The average passenger fare for a second-class season ticket is 7.72 paise/km while a first-class season ticket generates a revenue of 28.30 p/km. Pic for representation
Sources say under the current scenario, train operations are a huge loss-making venture for the Indian Railways.
In 2014-15, the annual revenue from each 12-car train service was Rs 59.42 lakh, but the expenditure on it was a whopping Rs 111.08 lakh, causing a loss of Rs 51.66 lakh. In 2013-14, the losses from each train were Rs 41.04 lakh (an earning of Rs 56.10 lakh being bogged down by an expenditure of Rs 97.14 lakh).
Ten years ago, though, suburban trains were a profitable undertaking. In 2004-05, each train’s earnings were Rs 55.12 lakh against its expenditure of Rs 52.73 lakh. But then, the very next year, railways went in the red, with a loss of Rs 72,000 on each train. The losses jumped drastically in 2006-07 to Rs 2.79 lakh.
The railways managed to earn a profit of Rs 1.06 lakh on a train service in 2007-08, when it introduced a fare hike after a long period, but the glimmer of hope of raking in more moolah died soon.
“Since then, inflation has gone up tremendously, which led to an increase in expenditure on various accounts needed to manufacture and operate a train,” says a senior railway official. In 2008-09, the losses climbed to Rs 15.64 lakh, and spiked to Rs 25.28 lakh the year after.
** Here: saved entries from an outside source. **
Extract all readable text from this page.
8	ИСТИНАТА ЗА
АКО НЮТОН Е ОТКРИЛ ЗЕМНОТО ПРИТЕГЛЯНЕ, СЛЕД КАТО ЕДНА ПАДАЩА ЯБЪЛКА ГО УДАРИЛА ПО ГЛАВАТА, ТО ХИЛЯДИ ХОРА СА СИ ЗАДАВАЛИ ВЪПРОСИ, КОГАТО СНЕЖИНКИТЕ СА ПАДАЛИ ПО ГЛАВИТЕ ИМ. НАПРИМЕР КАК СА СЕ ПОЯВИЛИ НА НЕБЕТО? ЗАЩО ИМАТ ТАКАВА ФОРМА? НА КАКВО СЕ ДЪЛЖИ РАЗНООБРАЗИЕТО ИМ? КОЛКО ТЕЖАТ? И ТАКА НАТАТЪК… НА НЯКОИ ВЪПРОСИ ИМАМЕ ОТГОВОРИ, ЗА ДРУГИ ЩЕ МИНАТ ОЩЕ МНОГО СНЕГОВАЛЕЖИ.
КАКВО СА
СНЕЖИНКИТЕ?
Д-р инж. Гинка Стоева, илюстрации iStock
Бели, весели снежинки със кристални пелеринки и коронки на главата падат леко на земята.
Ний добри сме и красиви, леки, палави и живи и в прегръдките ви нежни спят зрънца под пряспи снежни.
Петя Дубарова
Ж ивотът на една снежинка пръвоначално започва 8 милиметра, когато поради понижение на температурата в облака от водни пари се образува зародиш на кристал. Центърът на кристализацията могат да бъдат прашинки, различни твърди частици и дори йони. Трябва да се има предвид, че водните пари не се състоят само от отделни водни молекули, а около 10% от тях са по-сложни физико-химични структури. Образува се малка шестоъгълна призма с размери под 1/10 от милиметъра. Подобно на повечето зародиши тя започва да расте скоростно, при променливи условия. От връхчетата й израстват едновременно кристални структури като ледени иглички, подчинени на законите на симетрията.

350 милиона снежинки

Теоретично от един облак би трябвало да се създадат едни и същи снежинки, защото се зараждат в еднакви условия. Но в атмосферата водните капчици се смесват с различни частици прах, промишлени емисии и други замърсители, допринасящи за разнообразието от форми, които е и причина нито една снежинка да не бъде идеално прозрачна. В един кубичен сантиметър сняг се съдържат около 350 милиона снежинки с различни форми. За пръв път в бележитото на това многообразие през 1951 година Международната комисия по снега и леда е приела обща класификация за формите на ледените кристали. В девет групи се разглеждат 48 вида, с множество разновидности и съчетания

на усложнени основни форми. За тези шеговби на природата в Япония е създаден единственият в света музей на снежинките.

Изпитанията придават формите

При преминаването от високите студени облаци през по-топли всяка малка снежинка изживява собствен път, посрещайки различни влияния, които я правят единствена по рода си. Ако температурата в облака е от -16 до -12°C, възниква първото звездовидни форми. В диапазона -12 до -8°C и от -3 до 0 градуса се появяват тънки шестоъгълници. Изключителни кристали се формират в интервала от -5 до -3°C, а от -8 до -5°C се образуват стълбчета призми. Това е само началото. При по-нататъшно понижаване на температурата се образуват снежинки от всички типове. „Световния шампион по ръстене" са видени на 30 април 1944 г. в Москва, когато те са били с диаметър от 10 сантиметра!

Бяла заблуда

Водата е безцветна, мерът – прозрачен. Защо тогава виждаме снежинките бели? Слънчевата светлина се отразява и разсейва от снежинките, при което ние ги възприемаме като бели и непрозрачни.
The average passenger fare for a second-class season ticket is 7.72 paise/km while a first-class season ticket generates a revenue of 28.30 p/km. A second-class single journey ticket costs a mere 23.84 p/km, while a first-class single journey comes up to Rs 2.304/km.
Officials from the Mumbai Rail Vikas Corporation say when narrowed down to the lowest per kilometre slab, the suburban railway has the lowest expenditure. For instance, the per kilometre fare of Mumbai Metro is Rs 5, but for suburban railway, it’s just 50 p. A BEST bus charge Rs 4/km and the Monorail’s fare is Rs 1.65/km at its lowest slab.